Suppose that you have 9 cards. 3 are green and 6 are yellow. The 3 green cards are numbered 1, 2, and 3. The 6 yellow cards are numbered 1, 2, 3, 4, 5 and 6. The cards are well shuffled. You randomly draw one card.

G = card drawn is green

Y = card drawn is yellow

E = card drawn is even-numbered

1) sample space

2) Enter probability P(G) as a fraction

3) P(G/E)

4) P(G and E)

5) P(G or E)

6) Are G and E are mutually exclusive ?

Given Information:

Number of green cards = 3

Number of yellow cards = 6

Total cards = 9

Required Information:

1) Sample Space = ?

2) P(G) = ?

3) P(G/E) = ?

4) P(G and E) = ?

5) P(G or E) = ?

6) Are G and E are mutually exclusive ?

Answer:

1) Sample Space = { G₁, G₂, G₃, Y₁, Y₂, Y₃, Y₄, Y₅, Y₆ }

2) P(G) = 1/3

3) P(G/E) = 1/4

4) P(G and E) = 1/9

5) P(G or E) = 2/3

6) Events G and E are not mutually exclusive.

Step-by-step explanation:

1)

The sample space is distinct number of all possible outcomes in a probability test.

When we randomly draw one card from the total 9 cards then every distinct possible outcome is given below

Sample Space = { G₁, G₂, G₃, Y₁, Y₂, Y₃, Y₄, Y₅, Y₆ }

2)

The probability of selecting green card is number of green cards divided by total number of cards,

P(G) = number of green cards/total cards

P(G) = 3/9

P(G) = 1/3

3)

The probability of selecting a green card given that the card is even numbered is the probability of number of green and even numbered cards divided by the probability of selecting a green card,

P(G/E) = P(G and E)/P(E)

How many cards are there which are green and also even numbered?

From the sample space we have G₂ is the only cards that is green and even numbered and the total cards are 9 so

P(G and E) = 1/9

We have 4 even numbered cards which are G₂, Y₂, Y₄, and Y₆ the total cards are 9 so

P(E) = 4/9

P(G/E) = P(G and E)/P(E)

P(G/E) = (1/9)/(9/4)

P(G/E) = 1/4

4)

The probability P(G and E) is already calculated and explained in previous part.

P(G and E) = 1/9

5)

The probability of selecting a card that is green or even numbered is the number of cards that are green or even numbered divided by total cards,

We have 3 cards that are green and 3 yellow cards which are even numbered so 3+3 = 6 cards and total cards are 9

P(G or E) = 6/9

P(G or E) = 2/3

6)

Mutually exclusive events:

When it is not possible for the two events to happen simultaneously then we say that they are mutually exclusive events.

For example:

If you toss a fair coin then is it possible that the heads and tails can appear simultaneously?

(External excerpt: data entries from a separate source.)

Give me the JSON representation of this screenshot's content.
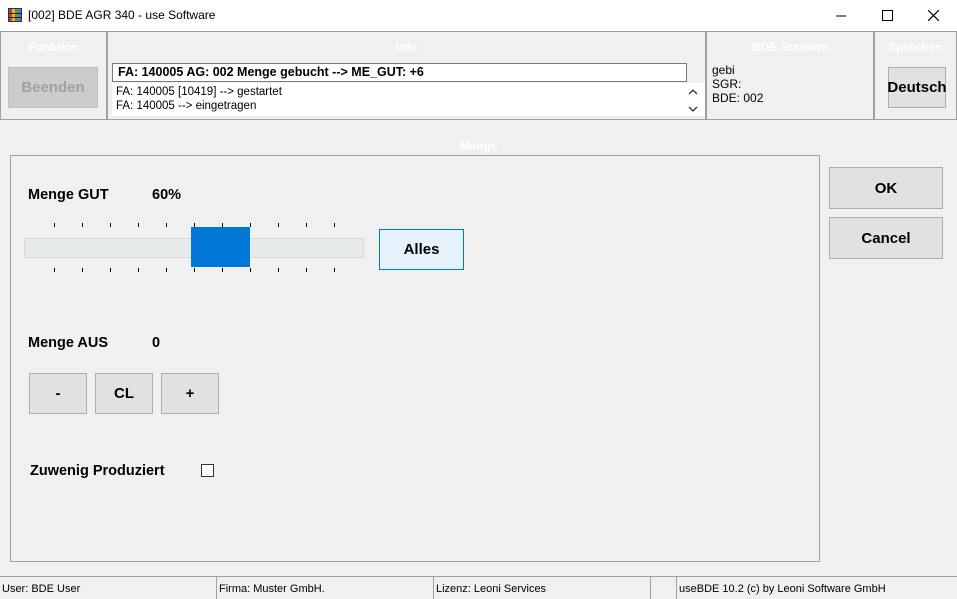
{
  "window": {
    "title": "[002] BDE AGR 340 - use Software",
    "controls": {
      "minimize": "minimize",
      "maximize": "maximize",
      "close": "close"
    }
  },
  "panels": {
    "funktion": {
      "title": "Funktion",
      "button_label": "Beenden"
    },
    "info": {
      "title": "Info",
      "current_message": "FA: 140005 AG: 002 Menge gebucht --> ME_GUT: +6",
      "log": [
        "FA: 140005 [10419] --> gestartet",
        "FA: 140005 --> eingetragen"
      ]
    },
    "bde_station": {
      "title": "BDE Statinon",
      "lines": [
        "gebi",
        "SGR:",
        "BDE: 002"
      ]
    },
    "sprachen": {
      "title": "Sprachen",
      "button_label": "Deutsch"
    }
  },
  "menge": {
    "section_title": "Menge",
    "gut": {
      "label": "Menge GUT",
      "value_text": "60%",
      "slider_value": 0.6,
      "alles_label": "Alles"
    },
    "aus": {
      "label": "Menge AUS",
      "value": "0",
      "minus_label": "-",
      "clear_label": "CL",
      "plus_label": "+"
    },
    "zuwenig": {
      "label": "Zuwenig Produziert",
      "checked": false
    }
  },
  "actions": {
    "ok_label": "OK",
    "cancel_label": "Cancel"
  },
  "statusbar": {
    "user": "User: BDE User",
    "firma": "Firma: Muster GmbH.",
    "lizenz": "Lizenz: Leoni Services",
    "empty": "",
    "copyright": "useBDE 10.2 (c) by Leoni Software GmbH"
  },
  "colors": {
    "accent": "#0078d7",
    "accent_light": "#e5f1fb",
    "panel_title": "#ffffff",
    "background": "#f0f0f0"
  }
}
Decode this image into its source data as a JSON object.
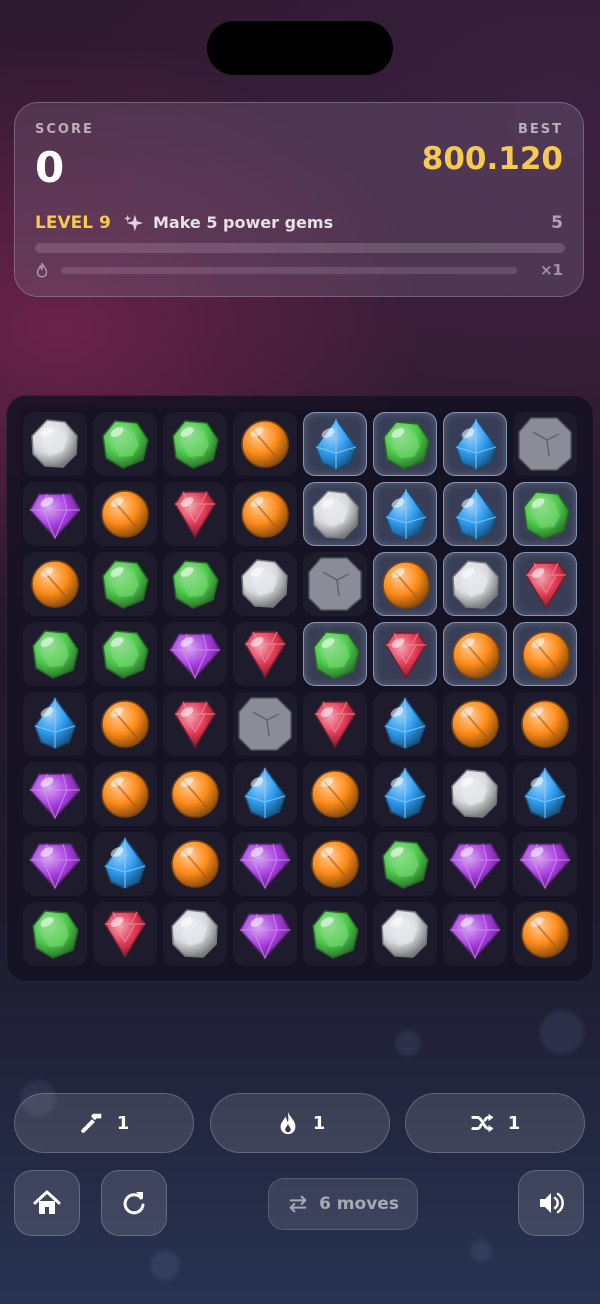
{
  "score_card": {
    "score_label": "SCORE",
    "score_value": "0",
    "best_label": "BEST",
    "best_value": "800.120",
    "level_label": "LEVEL 9",
    "objective_icon": "sparkle-icon",
    "objective_text": "Make 5 power gems",
    "objective_remaining": "5",
    "objective_progress": 0,
    "combo_icon": "flame-icon",
    "combo_progress": 0,
    "combo_multiplier": "×1"
  },
  "board": {
    "rows": 8,
    "cols": 8,
    "legend": {
      "W": "white stone gem",
      "G": "green gem",
      "O": "orange orb",
      "B": "blue diamond",
      "R": "red ruby",
      "P": "purple amethyst",
      "X": "grey rock blocker"
    },
    "grid": [
      [
        "W",
        "G",
        "G",
        "O",
        "B",
        "G",
        "B",
        "X"
      ],
      [
        "P",
        "O",
        "R",
        "O",
        "W",
        "B",
        "B",
        "G"
      ],
      [
        "O",
        "G",
        "G",
        "W",
        "X",
        "O",
        "W",
        "R"
      ],
      [
        "G",
        "G",
        "P",
        "R",
        "G",
        "R",
        "O",
        "O"
      ],
      [
        "B",
        "O",
        "R",
        "X",
        "R",
        "B",
        "O",
        "O"
      ],
      [
        "P",
        "O",
        "O",
        "B",
        "O",
        "B",
        "W",
        "B"
      ],
      [
        "P",
        "B",
        "O",
        "P",
        "O",
        "G",
        "P",
        "P"
      ],
      [
        "G",
        "R",
        "W",
        "P",
        "G",
        "W",
        "P",
        "O"
      ]
    ],
    "ice": [
      [
        false,
        false,
        false,
        false,
        true,
        true,
        true,
        false
      ],
      [
        false,
        false,
        false,
        false,
        true,
        true,
        true,
        true
      ],
      [
        false,
        false,
        false,
        false,
        false,
        true,
        true,
        true
      ],
      [
        false,
        false,
        false,
        false,
        true,
        true,
        true,
        true
      ],
      [
        false,
        false,
        false,
        false,
        false,
        false,
        false,
        false
      ],
      [
        false,
        false,
        false,
        false,
        false,
        false,
        false,
        false
      ],
      [
        false,
        false,
        false,
        false,
        false,
        false,
        false,
        false
      ],
      [
        false,
        false,
        false,
        false,
        false,
        false,
        false,
        false
      ]
    ]
  },
  "boosters": [
    {
      "name": "hammer",
      "icon": "hammer-icon",
      "count": "1"
    },
    {
      "name": "fire",
      "icon": "flame-icon",
      "count": "1"
    },
    {
      "name": "shuffle",
      "icon": "shuffle-icon",
      "count": "1"
    }
  ],
  "controls": {
    "home_icon": "home-icon",
    "restart_icon": "restart-icon",
    "moves_icon": "swap-arrows-icon",
    "moves_text": "6 moves",
    "sound_icon": "speaker-icon"
  },
  "colors": {
    "gold": "#f6c94f",
    "green": "#4cc94a",
    "orange": "#ff8c1a",
    "blue": "#2d9bf0",
    "red": "#e23a55",
    "purple": "#a73ee0",
    "white": "#d9dadf",
    "rock": "#8a8d97"
  }
}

Yes you are right! they are mutually exclusive.

Now think about this, is it possible that a green card and even number card can be selected at the same time?

Yes you are right!

It is possible that the selected card is G₂ which is green and at the same time even number too.

So we can confidently say that events G and E are not mutually exclusive.